When to Use an Agent (and When Not To)
| Use an Agent When | Avoid Agents When |
|---|---|
| Task requires multiple steps | A single LLM call suffices |
| Tools are needed (search, code, APIs) | The answer is in the LLM's knowledge |
| The path to the answer is not predetermined | The workflow is fixed and predictable |
| Error recovery and retries matter | Speed is critical and latency is a concern |
| Tasks are open-ended or exploratory | The task is simple classification or extraction |
Summary
- An AI agent is a system that autonomously perceives, thinks, and acts to pursue a goal.

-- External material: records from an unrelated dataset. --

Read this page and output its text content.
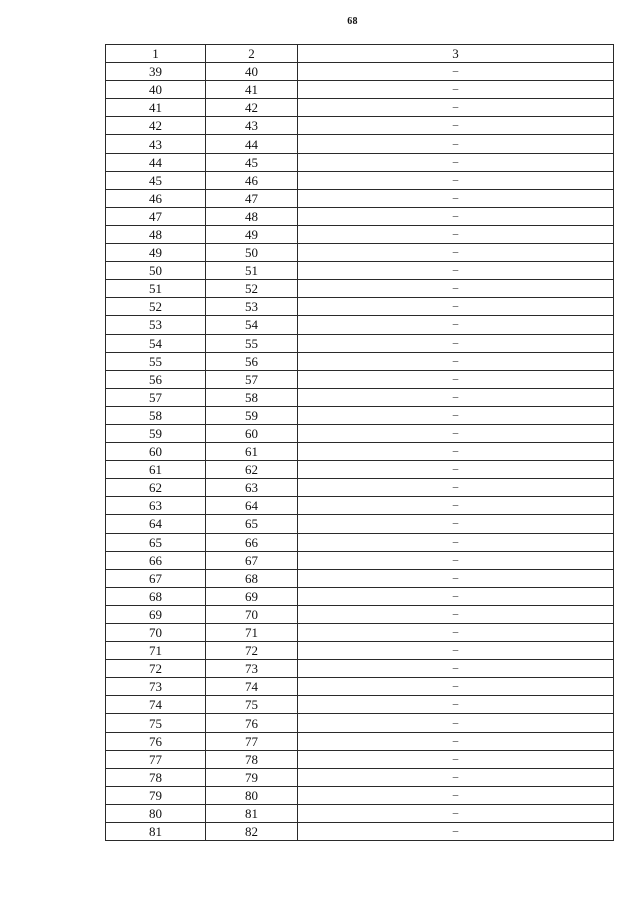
68
1	2	3
39	40	–
40	41	–
41	42	–
42	43	–
43	44	–
44	45	–
45	46	–
46	47	–
47	48	–
48	49	–
49	50	–
50	51	–
51	52	–
52	53	–
53	54	–
54	55	–
55	56	–
56	57	–
57	58	–
58	59	–
59	60	–
60	61	–
61	62	–
62	63	–
63	64	–
64	65	–
65	66	–
66	67	–
67	68	–
68	69	–
69	70	–
70	71	–
71	72	–
72	73	–
73	74	–
74	75	–
75	76	–
76	77	–
77	78	–
78	79	–
79	80	–
80	81	–
81	82	–
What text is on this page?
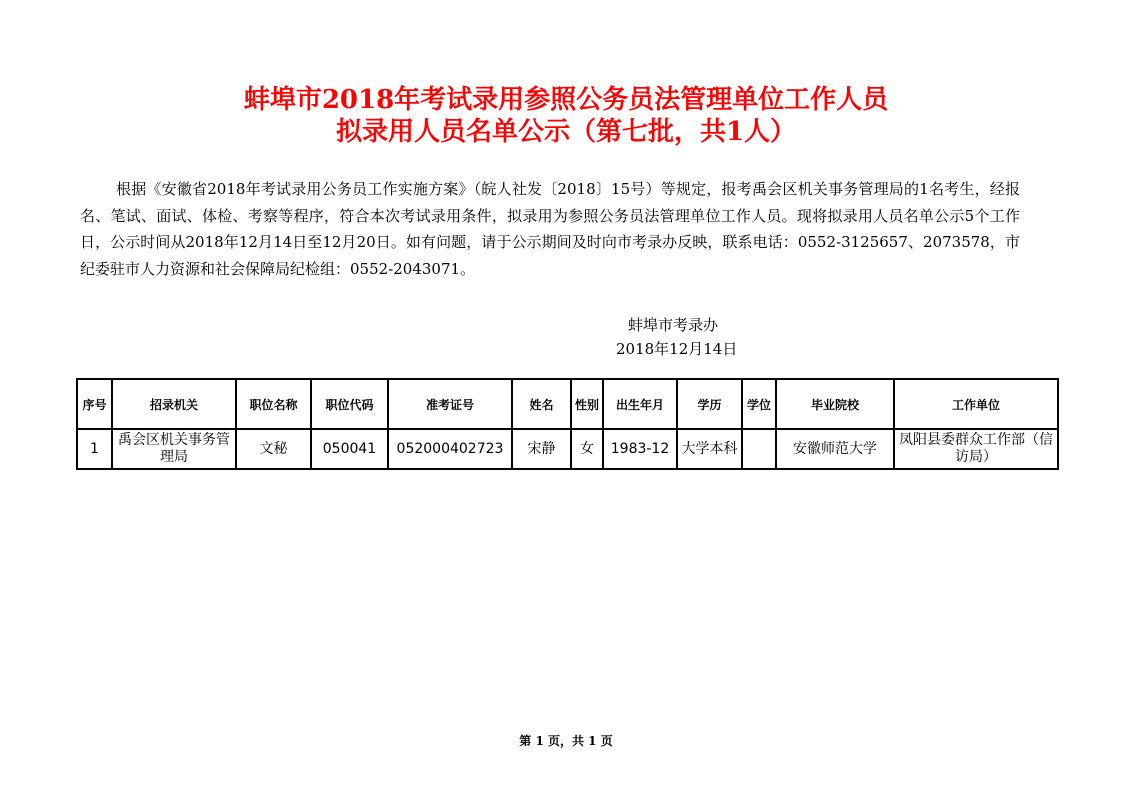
蚌埠市2018年考试录用参照公务员法管理单位工作人员
拟录用人员名单公示（第七批，共1人）
根据《安徽省2018年考试录用公务员工作实施方案》（皖人社发〔2018〕15号）等规定，报考禹会区机关事务管理局的1名考生，经报名、笔试、面试、体检、考察等程序，符合本次考试录用条件，拟录用为参照公务员法管理单位工作人员。现将拟录用人员名单公示5个工作日，公示时间从2018年12月14日至12月20日。如有问题，请于公示期间及时向市考录办反映，联系电话：0552-3125657、2073578，市纪委驻市人力资源和社会保障局纪检组：0552-2043071。
蚌埠市考录办
2018年12月14日
序号	招录机关	职位名称	职位代码	准考证号	姓名	性别	出生年月	学历	学位	毕业院校	工作单位
1	禹会区机关事务管理局	文秘	050041	052000402723	宋静	女	1983-12	大学本科		安徽师范大学	凤阳县委群众工作部（信访局）
第 1 页，共 1 页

- Agents differ from chatbots in their ability to use tools, plan multi-step solutions, and self-correct.
- The agent loop (perceive → think → act → observe) is the fundamental pattern underlying all agent architectures.
- Agents sit on an autonomy spectrum from autocomplete to multi-agent teams.
- Real-world agents are used in coding, research, customer service, and many other domains.
- Always include safety bounds (max steps, allowed tools) to prevent runaway execution.
- Start with a simple custom loop before reaching for a framework.